As we head into what looks to be a cold, hard winter exacerbated by the coronovirus pandemic, British writer Katherine May offers some warming advice: Embrace your winter!
By winter, she means not just the cold season, but “a fallow period in life when you’re cut off from the world, feeling rejected, sidelined, blocked from progress, or cast into the role of an outsider.”
In Wintering, May writes beautifully of her own recent bout with a personal winter, a period when she felt low and overwhelmed, out of sorts and “out of sync with everyday life.” She hit a storm of woes around the time of her 40th birthday. First, her husband’s infected appendix burst while awaiting surgery. When her own stomach pains escalated, she initially attributed it to a sympathetic reaction, or a case of nerves after giving notice as a university lecturer in order to write full time. But after months of waiting for tests with the National Health Service, she was diagnosed with Crohn’s disease. Then her 6-year-old refused to go to school, and, well-acquainted with the misery he was experiencing, she chose not to force him.

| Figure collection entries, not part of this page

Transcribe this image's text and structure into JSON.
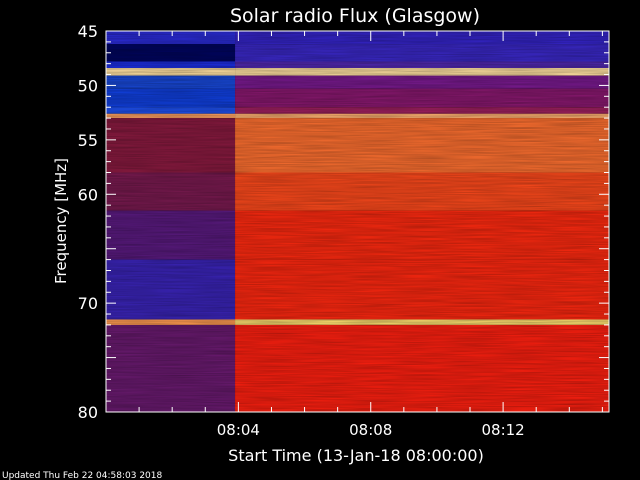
{
  "chart_data": {
    "type": "heatmap",
    "title": "Solar radio Flux (Glasgow)",
    "xlabel": "Start Time (13-Jan-18 08:00:00)",
    "ylabel": "Frequency [MHz]",
    "footer": "Updated Thu Feb 22 04:58:03 2018",
    "x_range_minutes": [
      0,
      15.2
    ],
    "y_range_mhz": [
      45,
      80
    ],
    "y_ticks": [
      {
        "value": 45,
        "label": "45"
      },
      {
        "value": 50,
        "label": "50"
      },
      {
        "value": 55,
        "label": "55"
      },
      {
        "value": 60,
        "label": "60"
      },
      {
        "value": 65,
        "label": ""
      },
      {
        "value": 70,
        "label": "70"
      },
      {
        "value": 75,
        "label": ""
      },
      {
        "value": 80,
        "label": "80"
      }
    ],
    "x_ticks": [
      {
        "value": 4,
        "label": "08:04"
      },
      {
        "value": 8,
        "label": "08:08"
      },
      {
        "value": 12,
        "label": "08:12"
      }
    ],
    "x_minor_step": 1,
    "y_minor_step": 1,
    "transition_minute": 3.9,
    "colormap": [
      "#000033",
      "#1a1aa8",
      "#3a2cd0",
      "#7a1450",
      "#c01818",
      "#ff2a10",
      "#ff7a2a",
      "#ffd070",
      "#ffffa0"
    ],
    "bands": [
      {
        "from": 45,
        "to": 46.2,
        "before": "#2a2bd6",
        "after": "#3424c8"
      },
      {
        "from": 46.2,
        "to": 47.8,
        "before": "#000560",
        "after": "#3a28c8"
      },
      {
        "from": 47.8,
        "to": 48.4,
        "before": "#1c2ee0",
        "after": "#5028b0"
      },
      {
        "from": 48.4,
        "to": 49.1,
        "before": "#ffe0a0",
        "after": "#ffe0a0"
      },
      {
        "from": 49.1,
        "to": 50.3,
        "before": "#1848d8",
        "after": "#7a1a90"
      },
      {
        "from": 50.3,
        "to": 52.0,
        "before": "#1040e0",
        "after": "#8a1870"
      },
      {
        "from": 52.0,
        "to": 52.6,
        "before": "#1e50f0",
        "after": "#a02060"
      },
      {
        "from": 52.6,
        "to": 53.0,
        "before": "#ffa060",
        "after": "#ffb070"
      },
      {
        "from": 53.0,
        "to": 58.0,
        "before": "#8a1a40",
        "after": "#ff7030"
      },
      {
        "from": 58.0,
        "to": 61.5,
        "before": "#7a1a50",
        "after": "#ff4a1c"
      },
      {
        "from": 61.5,
        "to": 66.0,
        "before": "#5a1a80",
        "after": "#ff2a10"
      },
      {
        "from": 66.0,
        "to": 71.5,
        "before": "#3a24b8",
        "after": "#ff2810"
      },
      {
        "from": 71.5,
        "to": 72.0,
        "before": "#ff9a50",
        "after": "#ffe070"
      },
      {
        "from": 72.0,
        "to": 80.0,
        "before": "#6a1a70",
        "after": "#ff2010"
      }
    ]
  }
}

It wasn’t May’s first winter. “As one of the many girls of my age whose autism went undiagnosed, I spent a childhood permanently out in the cold,” she writes. She suffered a major depression at 17, but, finally diagnosed with Asperger’s syndrome, “I saw the chance to make myself new again.”
Because she’d been through it before, May knew what to do. She now says it’s her duty to share some strategies. Wintering, she says, is a way to get through tough times by chilling, hibernating, healing, re-grouping. “Doing these deeply unfashionable things—slowing down, letting your spare time expand, getting enough sleep, resting—is a radical act now, but it is essential,” she writes.